Chicago marches in solidarity with Baltimore protesters

May 7, 2015

In Person Report, April 28, 2015

“By what right do they insult us, in so intolerable a way?”—James Baldwin

What is the truth about Freddie Gray’s death? The truth is that he was murdered by the notoriously racist and brutal Baltimore Police. Baltimore has exploded in anger because of the attempt to obscure this obvious fact, to pretend that the basic life experience of Black people over the last five decades, if not the entirety of U.S. history, can be dissolved into a social mystery. This generation serves notice: that shell game is over.

The same clarity over the system’s guilt was displayed by the hundreds of determined youth who took to the streets of Chicago in solidarity with the Baltimore protests. By no coincidence, the Chicago establishment attempted a similar cover-up in the trial of Chicago Officer Dante Servin for his cold-blooded murder of Rekia Boyd in 2012.
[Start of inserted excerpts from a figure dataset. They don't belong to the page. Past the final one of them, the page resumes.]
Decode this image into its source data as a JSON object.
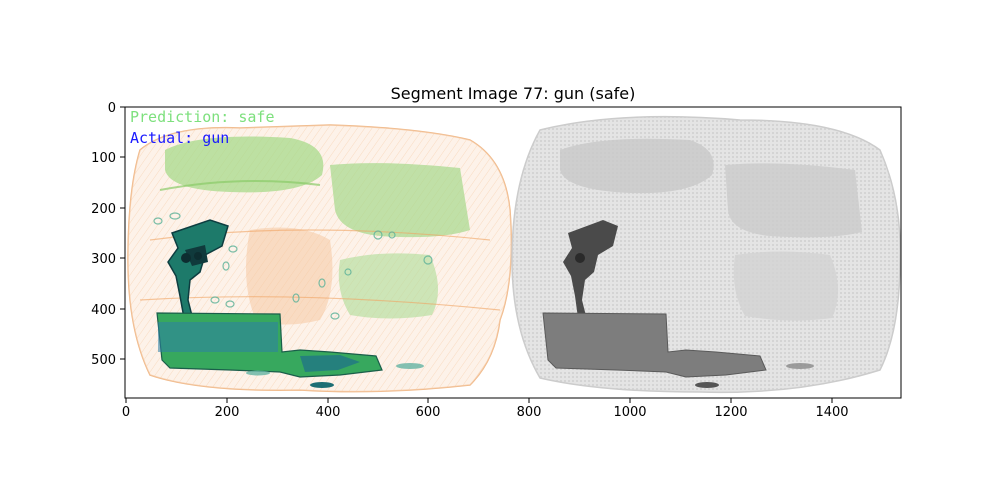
{
  "figure": {
    "title": "Segment Image 77: gun (safe)",
    "prediction_label": "Prediction: safe",
    "actual_label": "Actual: gun",
    "prediction_color": "#7de07d",
    "actual_color": "#1a1aff",
    "x_ticks": [
      "0",
      "200",
      "400",
      "600",
      "800",
      "1000",
      "1200",
      "1400"
    ],
    "y_ticks": [
      "0",
      "100",
      "200",
      "300",
      "400",
      "500"
    ]
  }
}
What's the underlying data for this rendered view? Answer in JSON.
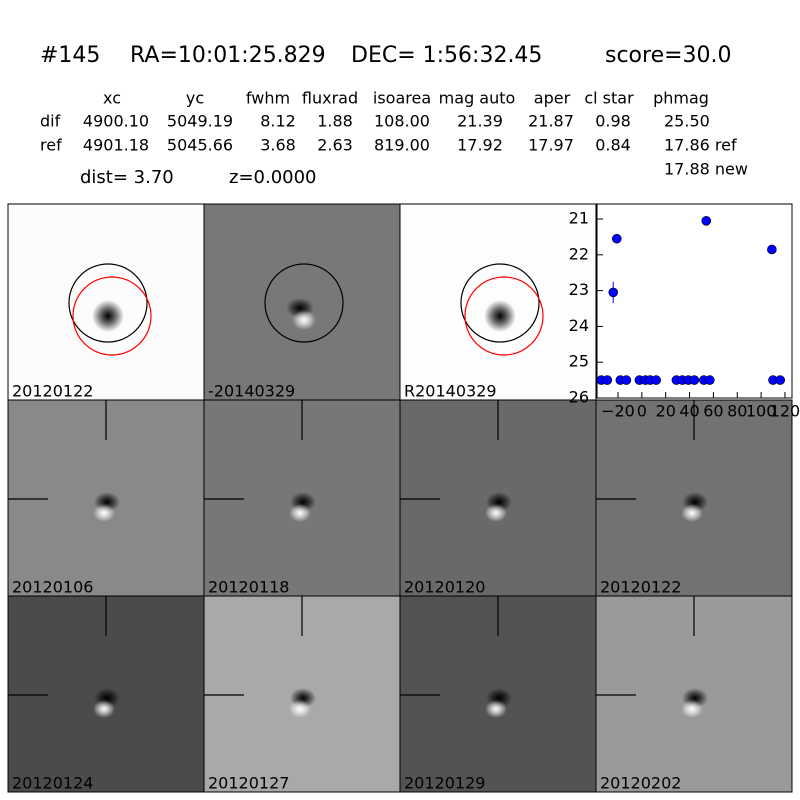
{
  "header": {
    "id": "#145",
    "ra": "RA=10:01:25.829",
    "dec": "DEC= 1:56:32.45",
    "score": "score=30.0"
  },
  "table": {
    "columns": [
      "xc",
      "yc",
      "fwhm",
      "fluxrad",
      "isoarea",
      "mag auto",
      "aper",
      "cl star",
      "phmag"
    ],
    "rows": [
      [
        "dif",
        "4900.10",
        "5049.19",
        "8.12",
        "1.88",
        "108.00",
        "21.39",
        "21.87",
        "0.98",
        "25.50"
      ],
      [
        "ref",
        "4901.18",
        "5045.66",
        "3.68",
        "2.63",
        "819.00",
        "17.92",
        "17.97",
        "0.84",
        "17.86 ref"
      ]
    ],
    "extra": "17.88 new"
  },
  "dist": "dist=  3.70",
  "z": "z=0.0000",
  "top_panels": [
    {
      "label": "20120122",
      "background": "#fcfcfc"
    },
    {
      "label": "-20140329",
      "background": "#787878"
    },
    {
      "label": "R20140329",
      "background": "#fdfdfd"
    }
  ],
  "cutouts": [
    {
      "label": "20120106",
      "background": "#898989"
    },
    {
      "label": "20120118",
      "background": "#777777"
    },
    {
      "label": "20120120",
      "background": "#696969"
    },
    {
      "label": "20120122",
      "background": "#727272",
      "label_color": "#ff0000"
    },
    {
      "label": "20120124",
      "background": "#4b4b4b"
    },
    {
      "label": "20120127",
      "background": "#a9a9a9"
    },
    {
      "label": "20120129",
      "background": "#535353"
    },
    {
      "label": "20120202",
      "background": "#9a9a9a"
    }
  ],
  "chart_data": {
    "type": "scatter",
    "color": "#0000ff",
    "x": [
      -34,
      -29,
      -24,
      -21,
      -18,
      -13,
      -2,
      3,
      7,
      12,
      29,
      34,
      39,
      44,
      52,
      54,
      57,
      109,
      110,
      116
    ],
    "values": [
      25.5,
      25.5,
      23.05,
      21.55,
      25.5,
      25.5,
      25.5,
      25.5,
      25.5,
      25.5,
      25.5,
      25.5,
      25.5,
      25.5,
      25.5,
      21.05,
      25.5,
      21.85,
      25.5,
      25.5
    ],
    "errors": [
      null,
      null,
      0.3,
      null,
      null,
      null,
      null,
      null,
      null,
      null,
      null,
      null,
      null,
      null,
      null,
      null,
      null,
      null,
      null,
      null
    ],
    "xlim": [
      -37.6,
      125.9
    ],
    "ylim": [
      20.58,
      26
    ],
    "y_inverted": true,
    "xticks": [
      {
        "value": -20,
        "label": "−20"
      },
      0,
      20,
      40,
      60,
      80,
      100,
      120
    ],
    "yticks": [
      21,
      22,
      23,
      24,
      25,
      26
    ]
  }
}
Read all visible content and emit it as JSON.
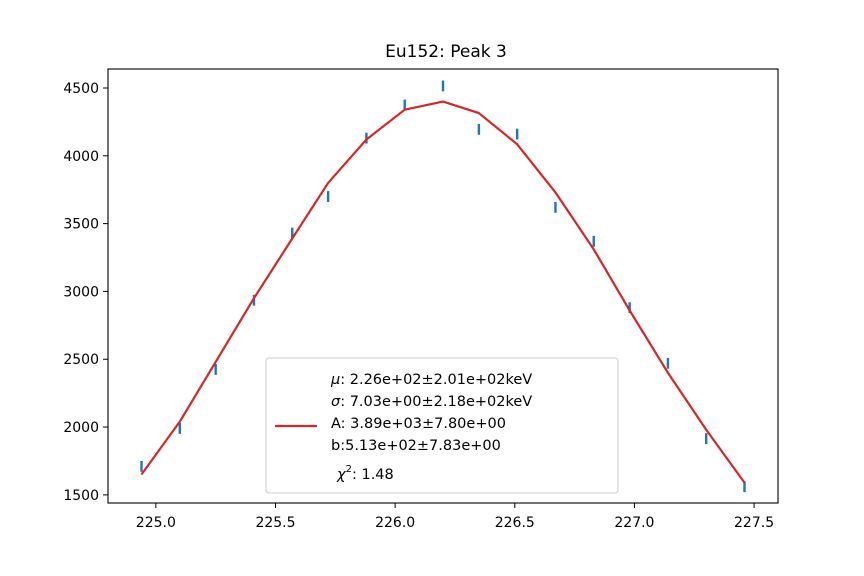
{
  "chart_data": {
    "type": "line",
    "title": "Eu152: Peak 3",
    "xlabel": "",
    "ylabel": "",
    "xlim": [
      224.8,
      227.6
    ],
    "ylim": [
      1440,
      4640
    ],
    "xticks": [
      225.0,
      225.5,
      226.0,
      226.5,
      227.0,
      227.5
    ],
    "xtick_labels": [
      "225.0",
      "225.5",
      "226.0",
      "226.5",
      "227.0",
      "227.5"
    ],
    "yticks": [
      1500,
      2000,
      2500,
      3000,
      3500,
      4000,
      4500
    ],
    "ytick_labels": [
      "1500",
      "2000",
      "2500",
      "3000",
      "3500",
      "4000",
      "4500"
    ],
    "grid": false,
    "legend_position": "lower-center",
    "colors": {
      "data": "#1f77b4",
      "fit": "#d62728"
    },
    "series": [
      {
        "kind": "errorbar",
        "x": [
          224.94,
          225.1,
          225.25,
          225.41,
          225.57,
          225.72,
          225.88,
          226.04,
          226.2,
          226.35,
          226.51,
          226.67,
          226.83,
          226.98,
          227.14,
          227.3,
          227.46
        ],
        "y": [
          1710,
          1990,
          2425,
          2935,
          3430,
          3700,
          4130,
          4375,
          4515,
          4195,
          4160,
          3620,
          3370,
          2880,
          2470,
          1915,
          1560
        ],
        "yerr": [
          40,
          40,
          40,
          40,
          40,
          40,
          40,
          40,
          40,
          40,
          40,
          40,
          40,
          40,
          40,
          40,
          40
        ]
      },
      {
        "kind": "fit",
        "x": [
          224.94,
          225.1,
          225.25,
          225.41,
          225.57,
          225.72,
          225.88,
          226.04,
          226.2,
          226.35,
          226.51,
          226.67,
          226.83,
          226.98,
          227.14,
          227.3,
          227.46
        ],
        "y": [
          1650,
          2040,
          2480,
          2950,
          3390,
          3800,
          4120,
          4340,
          4400,
          4315,
          4085,
          3730,
          3310,
          2860,
          2400,
          1980,
          1590
        ]
      }
    ],
    "legend_entries": [
      "$\\mu$: 2.26e+02±2.01e+02keV",
      "$\\sigma$: 7.03e+00±2.18e+02keV",
      "A: 3.89e+03±7.80e+00",
      "b:5.13e+02±7.83e+00",
      "$\\chi^2$: 1.48"
    ],
    "legend_display": {
      "mu_symbol": "μ",
      "mu_text": ": 2.26e+02±2.01e+02keV",
      "sigma_symbol": "σ",
      "sigma_text": ": 7.03e+00±2.18e+02keV",
      "a_text": "A: 3.89e+03±7.80e+00",
      "b_text": "b:5.13e+02±7.83e+00",
      "chi_symbol": "χ",
      "chi_sup": "2",
      "chi_text": ": 1.48"
    }
  }
}
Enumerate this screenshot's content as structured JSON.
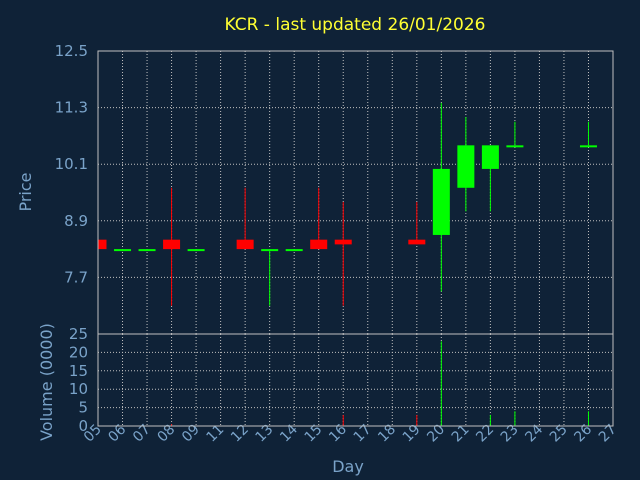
{
  "chart_data": {
    "type": "candlestick",
    "title": "KCR - last updated 26/01/2026",
    "xlabel": "Day",
    "price_ylabel": "Price",
    "volume_ylabel": "Volume (0000)",
    "price_ticks": [
      "12.5",
      "11.3",
      "10.1",
      "8.9",
      "7.7"
    ],
    "price_ylim": [
      6.5,
      12.5
    ],
    "volume_ticks": [
      "25",
      "20",
      "15",
      "10",
      "5",
      "0"
    ],
    "volume_ylim": [
      0,
      25
    ],
    "grid": true,
    "x_labels": [
      "05",
      "06",
      "07",
      "08",
      "09",
      "11",
      "12",
      "13",
      "14",
      "15",
      "16",
      "17",
      "18",
      "19",
      "20",
      "21",
      "22",
      "23",
      "24",
      "25",
      "26",
      "27"
    ],
    "colors": {
      "up": "#00ff00",
      "down": "#ff0000",
      "background": "#0f2237",
      "grid": "#c0c0c0",
      "axis_text": "#7aa3c9",
      "title": "#ffff33"
    },
    "candles": [
      {
        "day": "05",
        "open": 8.5,
        "high": 8.5,
        "low": 8.3,
        "close": 8.3
      },
      {
        "day": "06",
        "open": 8.3,
        "high": 8.3,
        "low": 8.3,
        "close": 8.3
      },
      {
        "day": "07",
        "open": 8.3,
        "high": 8.3,
        "low": 8.3,
        "close": 8.3
      },
      {
        "day": "08",
        "open": 8.5,
        "high": 9.6,
        "low": 7.1,
        "close": 8.3,
        "volume": 0.5
      },
      {
        "day": "09",
        "open": 8.3,
        "high": 8.3,
        "low": 8.3,
        "close": 8.3
      },
      {
        "day": "12",
        "open": 8.5,
        "high": 9.6,
        "low": 8.3,
        "close": 8.3
      },
      {
        "day": "13",
        "open": 8.3,
        "high": 8.3,
        "low": 7.1,
        "close": 8.3
      },
      {
        "day": "14",
        "open": 8.3,
        "high": 8.3,
        "low": 8.3,
        "close": 8.3
      },
      {
        "day": "15",
        "open": 8.5,
        "high": 9.6,
        "low": 8.3,
        "close": 8.3
      },
      {
        "day": "16",
        "open": 8.5,
        "high": 9.3,
        "low": 7.1,
        "close": 8.4,
        "volume": 3
      },
      {
        "day": "19",
        "open": 8.5,
        "high": 9.3,
        "low": 8.4,
        "close": 8.4,
        "volume": 3
      },
      {
        "day": "20",
        "open": 8.6,
        "high": 11.4,
        "low": 7.4,
        "close": 10.0,
        "volume": 23
      },
      {
        "day": "21",
        "open": 9.6,
        "high": 11.1,
        "low": 9.1,
        "close": 10.5
      },
      {
        "day": "22",
        "open": 10.0,
        "high": 10.5,
        "low": 9.1,
        "close": 10.5,
        "volume": 3
      },
      {
        "day": "23",
        "open": 10.5,
        "high": 11.0,
        "low": 10.5,
        "close": 10.5,
        "volume": 4
      },
      {
        "day": "26",
        "open": 10.5,
        "high": 11.0,
        "low": 10.5,
        "close": 10.5,
        "volume": 4
      }
    ]
  }
}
State’s Attorney Anita Alvarez made sure that charges against Servin were formulated so that he could be found not guilty through rhetorical sleight-of-hand. Although he was off duty when he murdered Rekia, and used an unregistered gun, and fired over his shoulder from his car, yet on April 19 charges of “involuntary manslaughter” and “reckless conduct” were dismissed because one of his shots hit the man he says he was aiming at, Rekia’s boyfriend Antonio Cross, who was holding a cell phone.

Questionable legal precedent holds that if a cop hits the person he aims at, he can’t be found guilty of recklessness—no matter who else he shoots and kills. This is a “legalism” that stinks of totalitarianism.

On April 28, hundreds gathered outside Chicago Police Department headquarters, at 35th and Michigan, to show love and respect for Rekia Boyd, Freddie Gray, Michael Brown, and all the others whose Black lives matter. The crowd was largely young and multicultural.

Sponsors included We Charge Genocide, Black Lives Matter—Chicago, Black Youth Project 100; and it was striking that many of the young people there had previously been active in Occupy Chicago. Speakers, including Airicka Gordon-Taylor, a relative of Emmett Till, kept the focus on Black history as revolutionary history.

Following the rally, hundreds marched through the South Side, taking the streets despite opposition from the police. (Gentrification of the area is striking, prompting one demonstrator to suggest the slogan, “Reparations, not Gentrification!”) We marched and chanted down 35th Street, Cottage Grove, and Drexel to 55th Street, with police finally drawing a line at the University of Chicago where years of protests have targeted the University’s refusal to open a trauma center to South Side victims of violence. The intersection of 55th and Cottage Grove was then blocked.

As the marchers proceeded through the South Side streets, the demonstration continued to grow, at least a few hundred people joining en route.

This movement will also continue and grow. With the Rekia Boyd non-verdict, the Chicago establishment meant to send the eternal message of capitalist society—the rebellion is over, and it’s back to business as usual. In Baltimore, Chicago, Ferguson, a new generation of revolutionaries sent back the message: From now on, there will be no business as usual!